Man muss jedenfalls kein ausgesprochener Freund der Volksmusik sein oder das mögen, was man gemeinhin so als „Jodeln“ serviert bekommt, um das alles mit Freude zu lesen. (Es jodelt auch nicht zwischen den Seiten hervor, ob nun leider oder zum Glück: ein garantiert jodelfreies Jodelbuch!) Jodelmania ist vor allem ein spannendes Stück (Pop-)Kulturgeschichte, manchmal lustig, manchmal tragisch, sehr oft wirklich überraschend und, wenn man sich ansatzweise für Geschichte allgemein und Musikgeschichte im Speziellen, für die Verbindung von Musik mit politischen und sozialen Strömungen, auch für Themen wie Exotismus, Identitätskonstrukte oder die Rolle von Frauen im frühen Musikgeschäft interessiert, eine absolute Empfehlung. Geradezu irrwitzig gründlich recherchiert und sehr kurzweilig geschrieben ist es eh. Bleiben noch die vielen historischen Abbildungen zu erwähnen, die dem Ganzen nochmal einen eigenen Dreh geben. Wer noch mehr sehen oder mal reinhören möchte, dem sei aktuell die gleichnamige Ausstellung zum Buch im Valentin-Karlstadt-Musäum ans Herz gelegt.

Beim diesjährigen LAUTyodeln-Festival, in dessen Rahmen Jodelmania seine Buchtaufe hatte, gab es übrigens auch ein Abschlusskonzert. Headliner waren die avantgardistische Vokalkünstlerin Erika Stucky und FM Einheit, den man hier ja nicht erst vorstellen muss. Ob da noch was geht, blöde Frage. Kemma ofanga?

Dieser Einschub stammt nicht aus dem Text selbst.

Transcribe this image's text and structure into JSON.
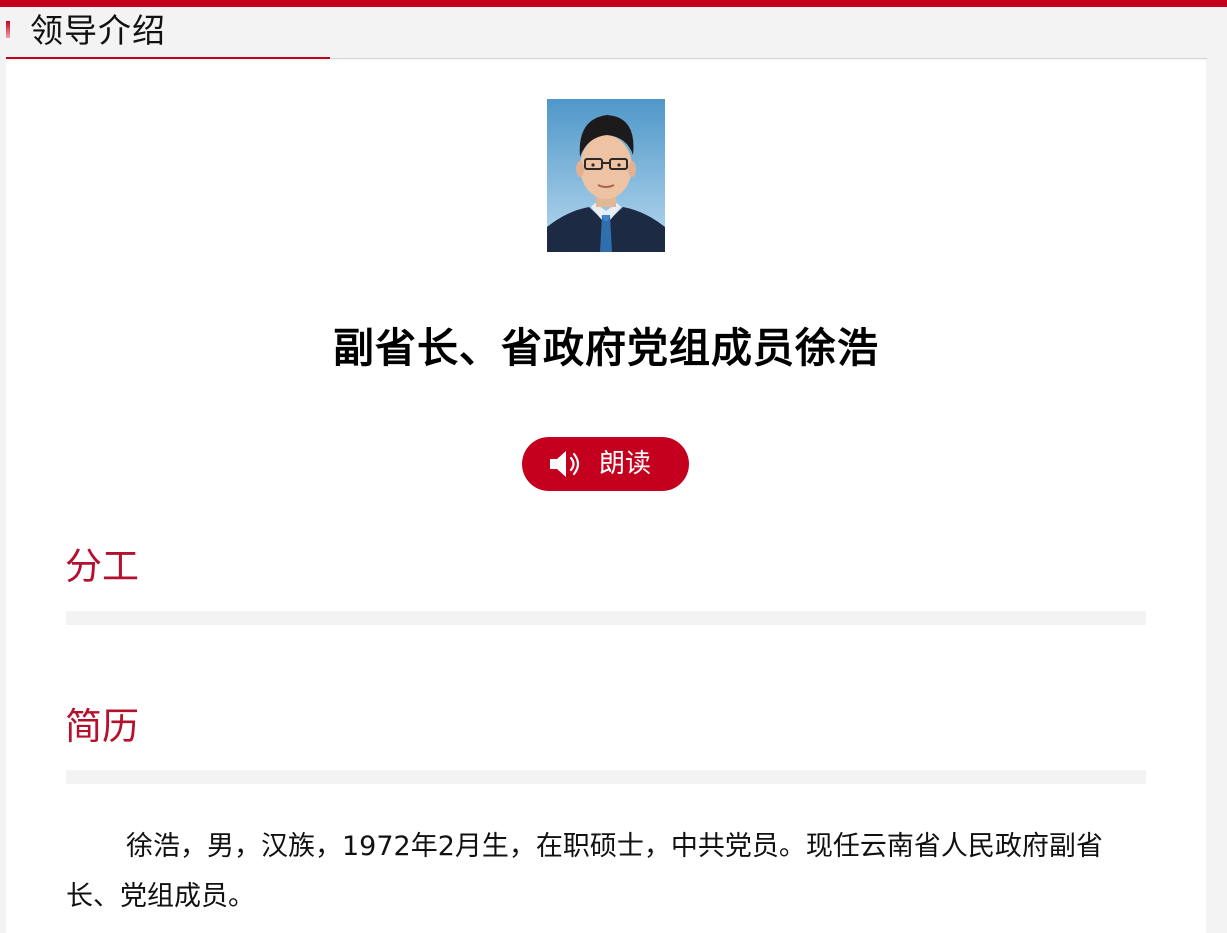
{
  "header": {
    "title": "领导介绍"
  },
  "profile": {
    "title": "副省长、省政府党组成员徐浩",
    "photo_alt": "portrait photo"
  },
  "read_button": {
    "label": "朗读",
    "icon": "speaker-icon"
  },
  "sections": {
    "duty": {
      "heading": "分工"
    },
    "resume": {
      "heading": "简历",
      "text": "徐浩，男，汉族，1972年2月生，在职硕士，中共党员。现任云南省人民政府副省长、党组成员。"
    }
  },
  "colors": {
    "accent": "#c4001e",
    "heading": "#b3112e",
    "background": "#f3f3f3"
  }
}
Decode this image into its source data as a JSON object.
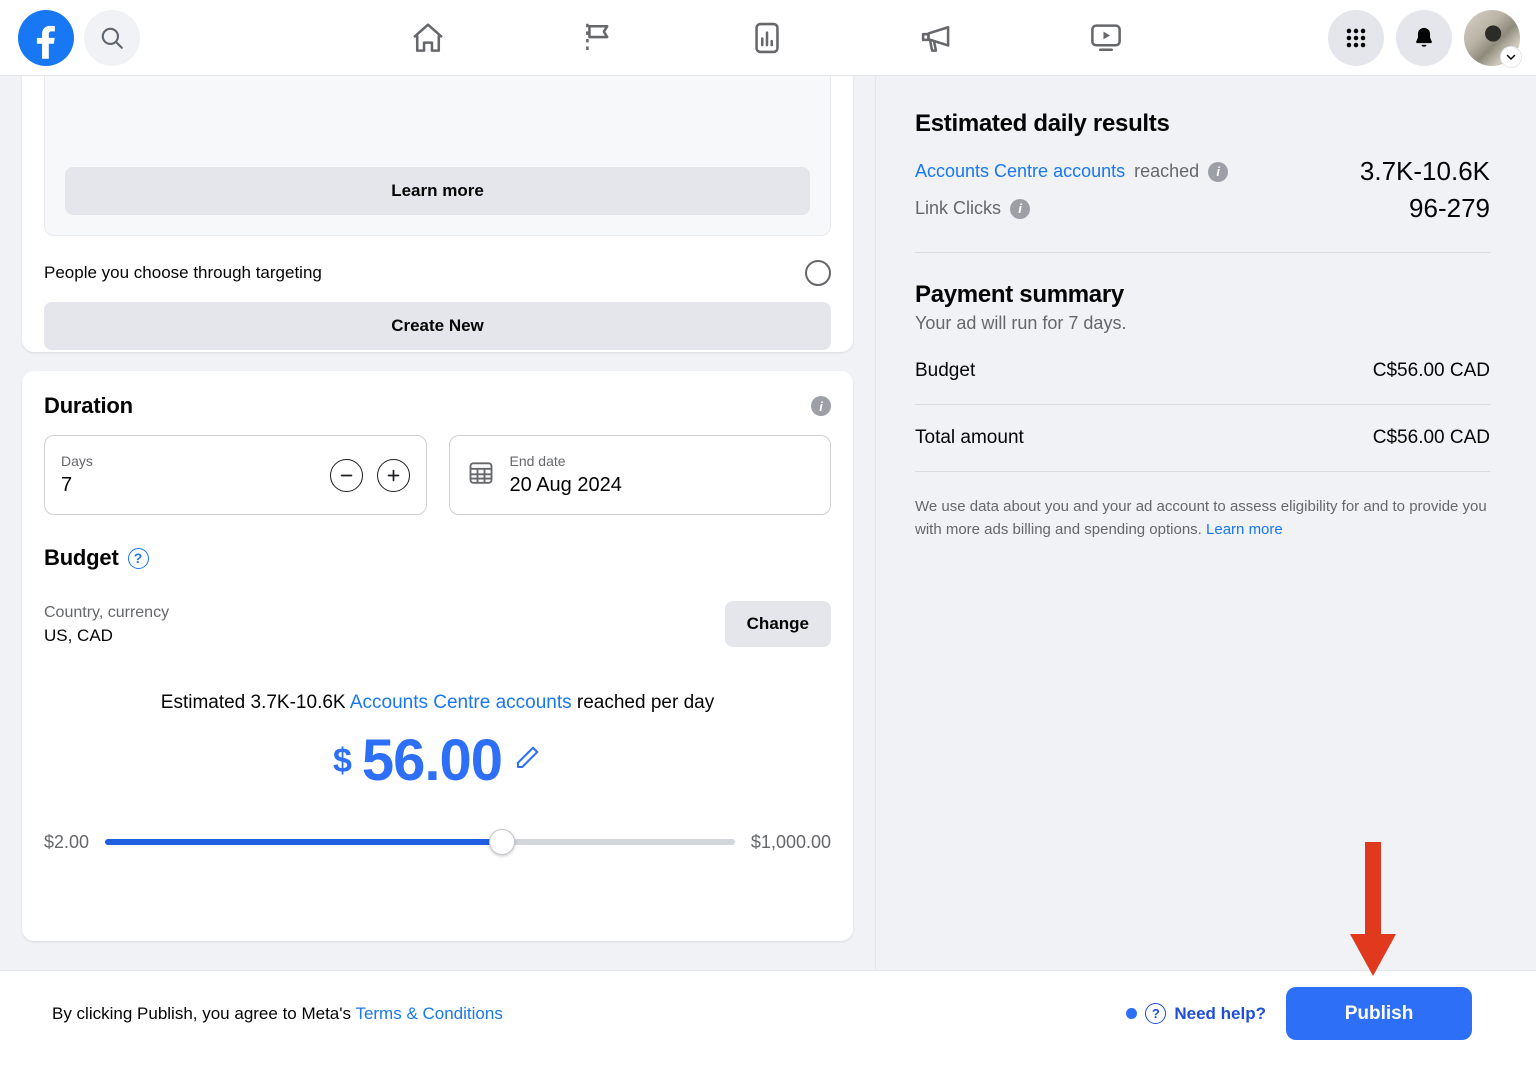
{
  "topnav": {
    "logo_icon": "facebook-logo-icon",
    "search_icon": "search-icon",
    "tabs": [
      {
        "name": "home",
        "icon": "home-icon"
      },
      {
        "name": "pages",
        "icon": "flag-icon"
      },
      {
        "name": "insights",
        "icon": "bar-chart-icon"
      },
      {
        "name": "ads",
        "icon": "megaphone-icon"
      },
      {
        "name": "video",
        "icon": "video-player-icon"
      }
    ],
    "menu_icon": "grid-menu-icon",
    "notifications_icon": "bell-icon",
    "avatar_icon": "avatar",
    "avatar_caret_icon": "chevron-down-icon"
  },
  "audience_card": {
    "learn_more_label": "Learn more",
    "targeting_option_label": "People you choose through targeting",
    "targeting_selected": false,
    "create_new_label": "Create New"
  },
  "duration": {
    "title": "Duration",
    "info_icon": "info-icon",
    "days_label": "Days",
    "days_value": "7",
    "decrement_icon": "minus-circle-icon",
    "increment_icon": "plus-circle-icon",
    "calendar_icon": "calendar-icon",
    "end_date_label": "End date",
    "end_date_value": "20 Aug 2024"
  },
  "budget": {
    "title": "Budget",
    "help_icon": "question-circle-icon",
    "country_currency_label": "Country, currency",
    "country_currency_value": "US, CAD",
    "change_label": "Change",
    "estimate_prefix": "Estimated 3.7K-10.6K",
    "estimate_link": "Accounts Centre accounts",
    "estimate_suffix": "reached per day",
    "currency_symbol": "$",
    "amount": "56.00",
    "edit_icon": "pencil-icon",
    "slider_min_label": "$2.00",
    "slider_max_label": "$1,000.00",
    "slider_percent": "63"
  },
  "results_panel": {
    "title": "Estimated daily results",
    "rows": [
      {
        "link_label": "Accounts Centre accounts",
        "label": "reached",
        "info_icon": "info-icon",
        "value": "3.7K-10.6K"
      },
      {
        "link_label": "",
        "label": "Link Clicks",
        "info_icon": "info-icon",
        "value": "96-279"
      }
    ]
  },
  "payment_panel": {
    "title": "Payment summary",
    "subtitle": "Your ad will run for 7 days.",
    "budget_label": "Budget",
    "budget_value": "C$56.00 CAD",
    "total_label": "Total amount",
    "total_value": "C$56.00 CAD",
    "note_text": "We use data about you and your ad account to assess eligibility for and to provide you with more ads billing and spending options.",
    "note_link": "Learn more"
  },
  "bottombar": {
    "terms_prefix": "By clicking Publish, you agree to Meta's",
    "terms_link": "Terms & Conditions",
    "need_help_label": "Need help?",
    "help_icon": "question-circle-icon",
    "publish_label": "Publish"
  },
  "annotation": {
    "arrow_icon": "red-down-arrow-icon",
    "arrow_color": "#e0391d"
  },
  "colors": {
    "brand_blue": "#1877f2",
    "accent_blue": "#2d6ff7",
    "page_bg": "#f0f2f5",
    "card_bg": "#ffffff",
    "muted_text": "#65676b",
    "annotation_red": "#e0391d"
  }
}
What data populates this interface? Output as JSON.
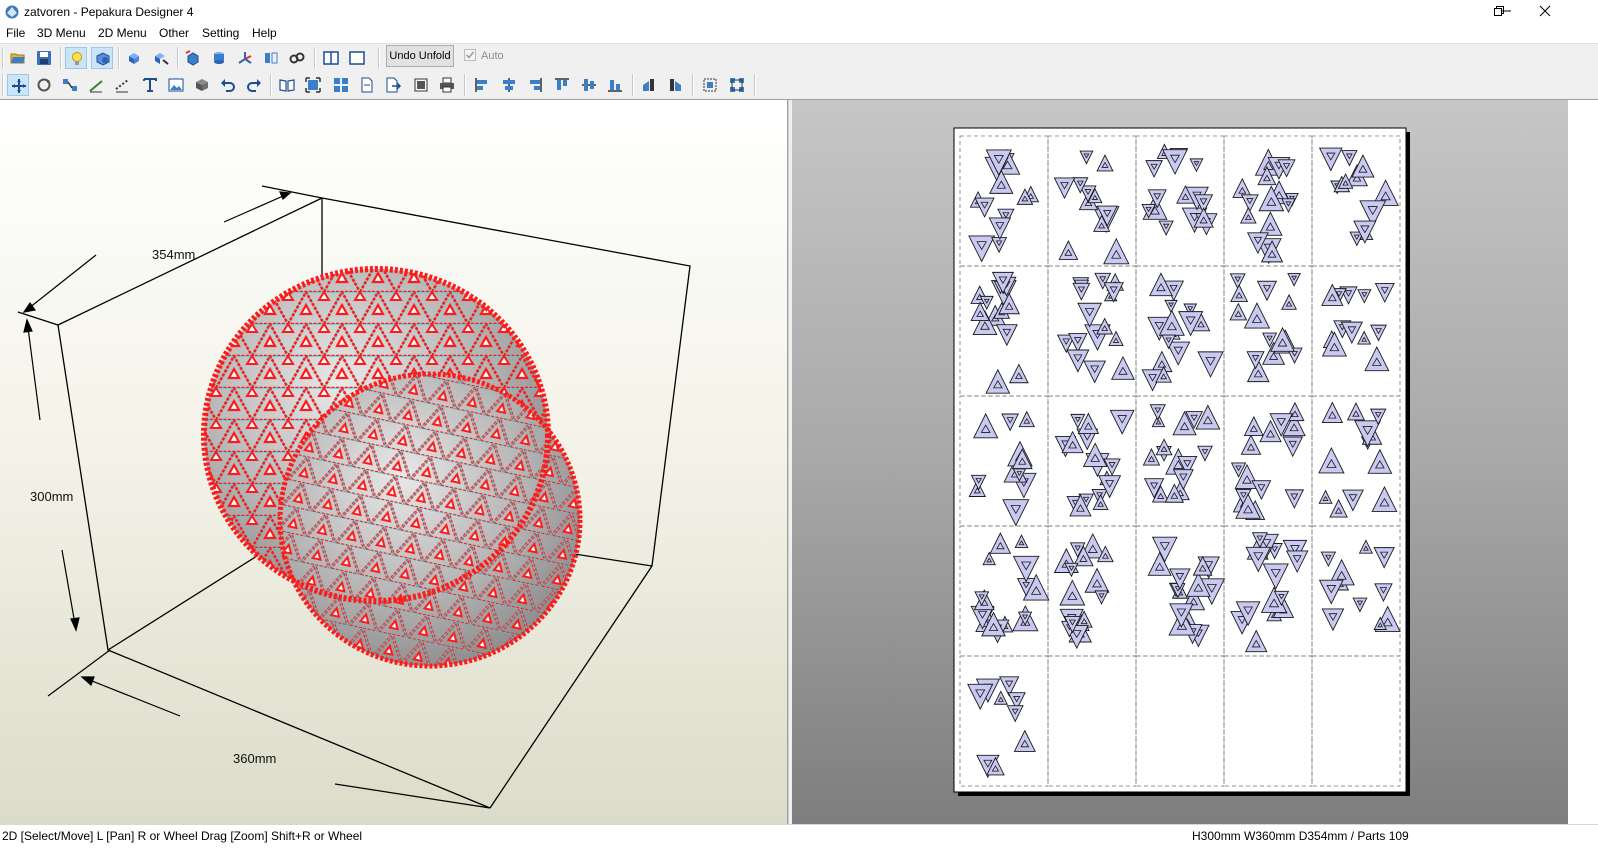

:buch: :buch: :buch: :buch: :buch:

Christoph Wagner: Jodelmania. Von den Alpen nach Amerika und darüber hinaus
Kunstmann Verlag, Mai 2019
320 Seiten
22 € (auch als E-Book erhältlich)

Ausstellung Jodelmania im Valentin-Karlstadt-Musäum
18. Juli 2019 – 15. Oktober 2019
Montag, Dienstag und Donnerstag 11:01–17:29 Uhr
Freitag und Samstag 11:01–17:59 Uhr
Sonntag 10:01–17:59 Uhr
Mittwochs geschlossen.
Besichtigung, auch bei Regenschein, Tag und Nacht, nur von außen und zwar kostenlos.